Because I Don't Think It's A Big Deal
Like, at all. When I call my partner "daddy," it's usually in the context of, "Hey, dad, hand me some wipes. ASAP." Sometimes, I'll refer to him indirectly when talking to my daughter, as in, "Do you want mommy or daddy to change your diaper?" My intention is only to name the people around her, and maybe get out of cleaning up particularly gnarly poop. So I give this whole discussion of "daddy" being "icky" a big who cares?
Because If It Sounds Sexual, That's On You
You know that episode of Friends where Ross and Rachel are calling themselves, and each other, "daddy" and "mommy" to encourage Emma's first words? Well, Phoebe says "daddy" in a suggestive tone, and it totally ruins it for Ross.
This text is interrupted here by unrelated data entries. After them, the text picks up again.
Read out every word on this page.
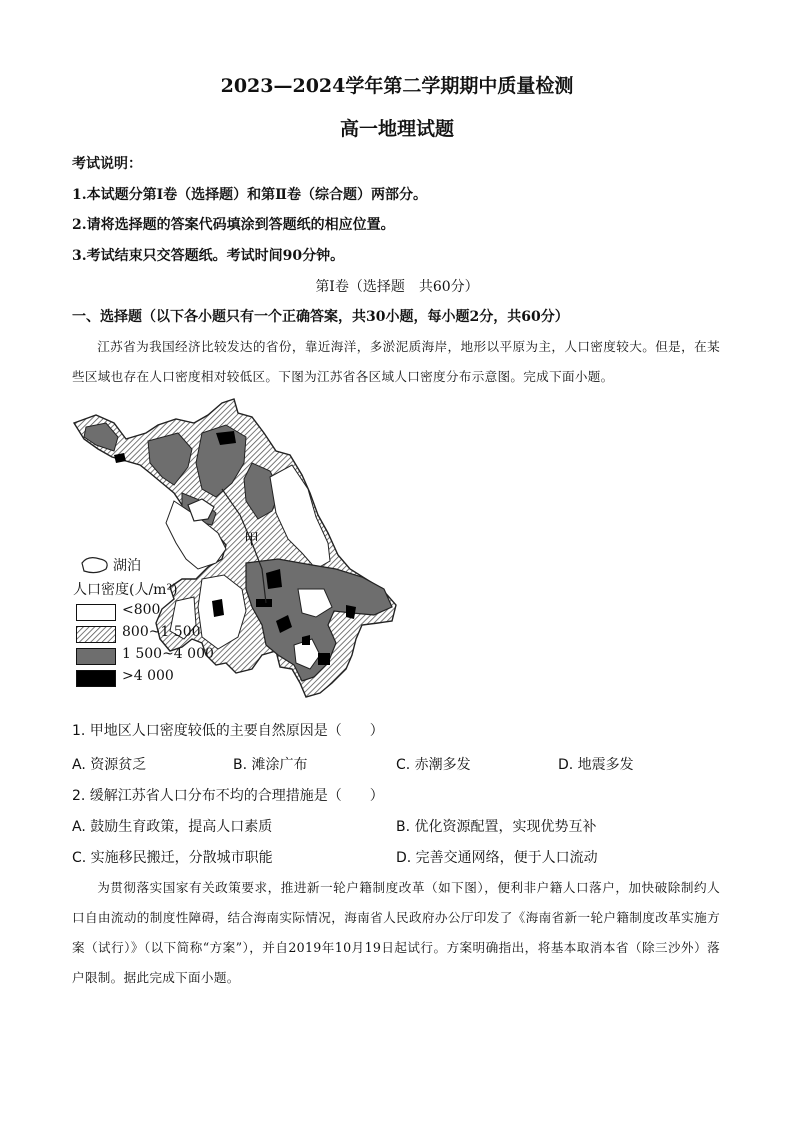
2023—2024学年第二学期期中质量检测
高一地理试题
考试说明：
1.本试题分第Ⅰ卷（选择题）和第Ⅱ卷（综合题）两部分。
2.请将选择题的答案代码填涂到答题纸的相应位置。
3.考试结束只交答题纸。考试时间90分钟。
第Ⅰ卷（选择题　共60分）
一、选择题（以下各小题只有一个正确答案，共30小题，每小题2分，共60分）
江苏省为我国经济比较发达的省份，靠近海洋，多淤泥质海岸，地形以平原为主，人口密度较大。但是，在某些区域也存在人口密度相对较低区。下图为江苏省各区域人口密度分布示意图。完成下面小题。
甲
湖泊
人口密度(人/m²)
<800
800~1 500
1 500~4 000
>4 000
1. 甲地区人口密度较低的主要自然原因是（　　）
A. 资源贫乏	B. 滩涂广布	C. 赤潮多发	D. 地震多发
2. 缓解江苏省人口分布不均的合理措施是（　　）
A. 鼓励生育政策，提高人口素质	B. 优化资源配置，实现优势互补
C. 实施移民搬迁，分散城市职能	D. 完善交通网络，便于人口流动
为贯彻落实国家有关政策要求，推进新一轮户籍制度改革（如下图），便利非户籍人口落户，加快破除制约人口自由流动的制度性障碍，结合海南实际情况，海南省人民政府办公厅印发了《海南省新一轮户籍制度改革实施方案（试行）》（以下简称“方案”），并自2019年10月19日起试行。方案明确指出，将基本取消本省（除三沙外）落户限制。据此完成下面小题。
I'm with Gellar in this situation, and I'll thank you not to sexualize a word for my child. Thanks.
Because It's Developmentally Appropriate
Elmo talks about himself in the third person for a reason (and it's not just to annoy you, although I'll admit it sometimes feels that way). He speaks in parentese, the exaggerated, melodic speech utilized by moms and dads with their offspring. For me, calling my partner "daddy" is part of my motherese. It might sound like baby talk to the uninitiated, but it's actually quite beneficial for acquiring speech. Babies like it, and oh yeah, it's totally normal.
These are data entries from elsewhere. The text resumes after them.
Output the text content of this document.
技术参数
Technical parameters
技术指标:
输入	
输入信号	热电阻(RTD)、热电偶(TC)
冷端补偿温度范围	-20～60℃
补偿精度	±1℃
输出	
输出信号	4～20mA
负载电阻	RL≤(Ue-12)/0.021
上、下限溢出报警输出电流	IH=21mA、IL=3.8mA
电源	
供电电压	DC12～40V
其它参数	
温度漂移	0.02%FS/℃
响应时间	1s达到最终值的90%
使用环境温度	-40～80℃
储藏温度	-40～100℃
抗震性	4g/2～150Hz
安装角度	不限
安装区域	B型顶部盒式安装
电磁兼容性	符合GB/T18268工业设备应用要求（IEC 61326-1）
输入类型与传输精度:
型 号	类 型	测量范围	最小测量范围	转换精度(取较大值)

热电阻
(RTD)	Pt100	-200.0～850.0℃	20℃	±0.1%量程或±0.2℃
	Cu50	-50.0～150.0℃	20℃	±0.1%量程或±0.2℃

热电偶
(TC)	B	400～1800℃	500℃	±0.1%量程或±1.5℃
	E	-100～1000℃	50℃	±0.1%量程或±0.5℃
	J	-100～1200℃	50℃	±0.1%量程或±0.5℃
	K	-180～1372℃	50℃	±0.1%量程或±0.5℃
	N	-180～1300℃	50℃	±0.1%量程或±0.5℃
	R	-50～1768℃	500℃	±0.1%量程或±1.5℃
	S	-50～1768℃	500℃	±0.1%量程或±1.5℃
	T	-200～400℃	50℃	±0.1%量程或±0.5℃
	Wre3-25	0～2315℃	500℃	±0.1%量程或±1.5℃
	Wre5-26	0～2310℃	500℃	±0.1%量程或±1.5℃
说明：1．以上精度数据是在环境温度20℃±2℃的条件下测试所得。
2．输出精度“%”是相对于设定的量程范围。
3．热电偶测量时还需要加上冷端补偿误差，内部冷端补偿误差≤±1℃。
Because I'm Labeling My Partner For A Reason
Toddlers are sponges for language. Think about it: do you know any toddler who doesn't love saying, "What's that?" a million times in a single day? We go along naming what we can see out the window, or what's in the pictures of the book, to encourage language development. Why is labeling "daddy" any different?
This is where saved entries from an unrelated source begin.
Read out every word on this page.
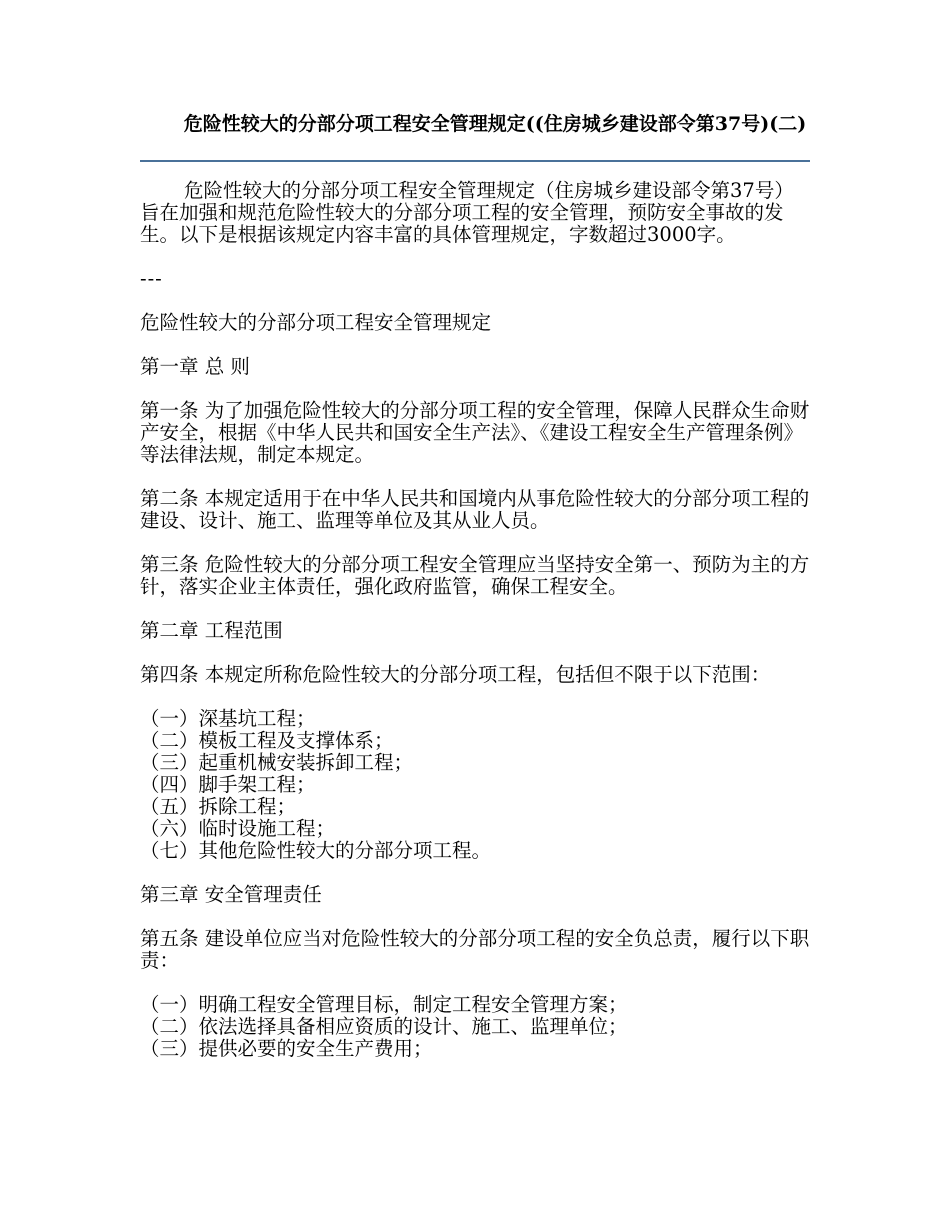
危险性较大的分部分项工程安全管理规定((住房城乡建设部令第37号)(二)

危险性较大的分部分项工程安全管理规定（住房城乡建设部令第37号）旨在加强和规范危险性较大的分部分项工程的安全管理，预防安全事故的发生。以下是根据该规定内容丰富的具体管理规定，字数超过3000字。

---

危险性较大的分部分项工程安全管理规定

第一章 总 则

第一条 为了加强危险性较大的分部分项工程的安全管理，保障人民群众生命财产安全，根据《中华人民共和国安全生产法》、《建设工程安全生产管理条例》等法律法规，制定本规定。

第二条 本规定适用于在中华人民共和国境内从事危险性较大的分部分项工程的建设、设计、施工、监理等单位及其从业人员。

第三条 危险性较大的分部分项工程安全管理应当坚持安全第一、预防为主的方针，落实企业主体责任，强化政府监管，确保工程安全。

第二章 工程范围

第四条 本规定所称危险性较大的分部分项工程，包括但不限于以下范围：

（一）深基坑工程；
（二）模板工程及支撑体系；
（三）起重机械安装拆卸工程；
（四）脚手架工程；
（五）拆除工程；
（六）临时设施工程；
（七）其他危险性较大的分部分项工程。

第三章 安全管理责任

第五条 建设单位应当对危险性较大的分部分项工程的安全负总责，履行以下职责：

（一）明确工程安全管理目标，制定工程安全管理方案；
（二）依法选择具备相应资质的设计、施工、监理单位；
（三）提供必要的安全生产费用；
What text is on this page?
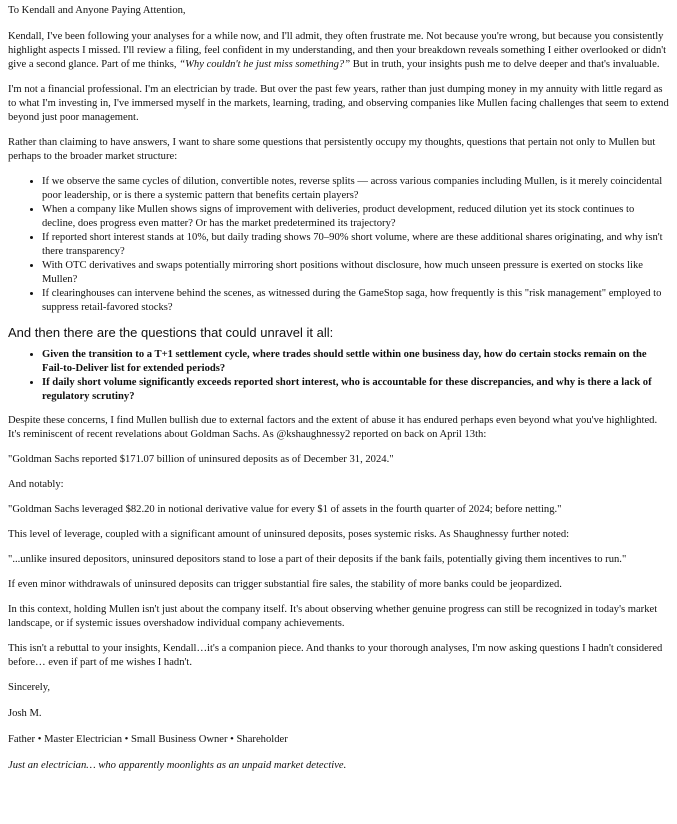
To Kendall and Anyone Paying Attention,

Kendall, I've been following your analyses for a while now, and I'll admit, they often frustrate me. Not because you're wrong, but because you consistently highlight aspects I missed. I'll review a filing, feel confident in my understanding, and then your breakdown reveals something I either overlooked or didn't give a second glance. Part of me thinks, “Why couldn't he just miss something?” But in truth, your insights push me to delve deeper and that's invaluable.

I'm not a financial professional. I'm an electrician by trade. But over the past few years, rather than just dumping money in my annuity with little regard as to what I'm investing in, I've immersed myself in the markets, learning, trading, and observing companies like Mullen facing challenges that seem to extend beyond just poor management.

Rather than claiming to have answers, I want to share some questions that persistently occupy my thoughts, questions that pertain not only to Mullen but perhaps to the broader market structure:

• If we observe the same cycles of dilution, convertible notes, reverse splits — across various companies including Mullen, is it merely coincidental poor leadership, or is there a systemic pattern that benefits certain players?
• When a company like Mullen shows signs of improvement with deliveries, product development, reduced dilution yet its stock continues to decline, does progress even matter? Or has the market predetermined its trajectory?
• If reported short interest stands at 10%, but daily trading shows 70–90% short volume, where are these additional shares originating, and why isn't there transparency?
• With OTC derivatives and swaps potentially mirroring short positions without disclosure, how much unseen pressure is exerted on stocks like Mullen?
• If clearinghouses can intervene behind the scenes, as witnessed during the GameStop saga, how frequently is this "risk management" employed to suppress retail-favored stocks?

And then there are the questions that could unravel it all:

• Given the transition to a T+1 settlement cycle, where trades should settle within one business day, how do certain stocks remain on the Fail-to-Deliver list for extended periods?
• If daily short volume significantly exceeds reported short interest, who is accountable for these discrepancies, and why is there a lack of regulatory scrutiny?

Despite these concerns, I find Mullen bullish due to external factors and the extent of abuse it has endured perhaps even beyond what you've highlighted. It's reminiscent of recent revelations about Goldman Sachs. As @kshaughnessy2 reported on back on April 13th:

"Goldman Sachs reported $171.07 billion of uninsured deposits as of December 31, 2024."

And notably:

"Goldman Sachs leveraged $82.20 in notional derivative value for every $1 of assets in the fourth quarter of 2024; before netting."

This level of leverage, coupled with a significant amount of uninsured deposits, poses systemic risks. As Shaughnessy further noted:

"...unlike insured depositors, uninsured depositors stand to lose a part of their deposits if the bank fails, potentially giving them incentives to run."

If even minor withdrawals of uninsured deposits can trigger substantial fire sales, the stability of more banks could be jeopardized.

In this context, holding Mullen isn't just about the company itself. It's about observing whether genuine progress can still be recognized in today's market landscape, or if systemic issues overshadow individual company achievements.

This isn't a rebuttal to your insights, Kendall…it's a companion piece. And thanks to your thorough analyses, I'm now asking questions I hadn't considered before… even if part of me wishes I hadn't.

Sincerely,

Josh M.

Father • Master Electrician • Small Business Owner • Shareholder

Just an electrician… who apparently moonlights as an unpaid market detective.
Little ones are also prone to over-generalizations when it comes to their vocabulary. So, by using "daddy" specifically for her father, I'm also helping my daughter understand that every man in cargo shorts with a high and tight isn't her beloved "dada."
Because It's Not The Only Thing I Call My Partner
I can maybe understand how it would make someone uncomfortable if I used "daddy" exclusively, but I have lots of names for my husband. Sometimes I call him by his first name. More frequently, I use "babe" or "honey," or occasionally, "jerkface." When talking to my daughter, I'll often refer to him as "your dad." But when he pops up on FaceTime, I'll gleefully announce, "It's Dada! Hi Dada!"
Because That's Who He Is
My husband is a family man, so calling him "daddy" is a way to honor the special role he has in our lives. I know he's not my dad. Duh.
I'll let you know if my kid is confused about this at any point, but she's a pretty smart cookie.
Because It's My Business
Like most of my parenting decisions (supplementing with formula and crying it out, just to name a few), my choice to occasionally call my partner "daddy" doesn't affect anyone but my family. Sorry, but the fact that some people think it's weird isn't reason enough for me to change my ways.
Because We're Both Fine With It
It would be one thing if my husband didn't like being called "daddy," but that's not the case. It'd also be pretty hypocritical of me if I objected to him calling me "mommy."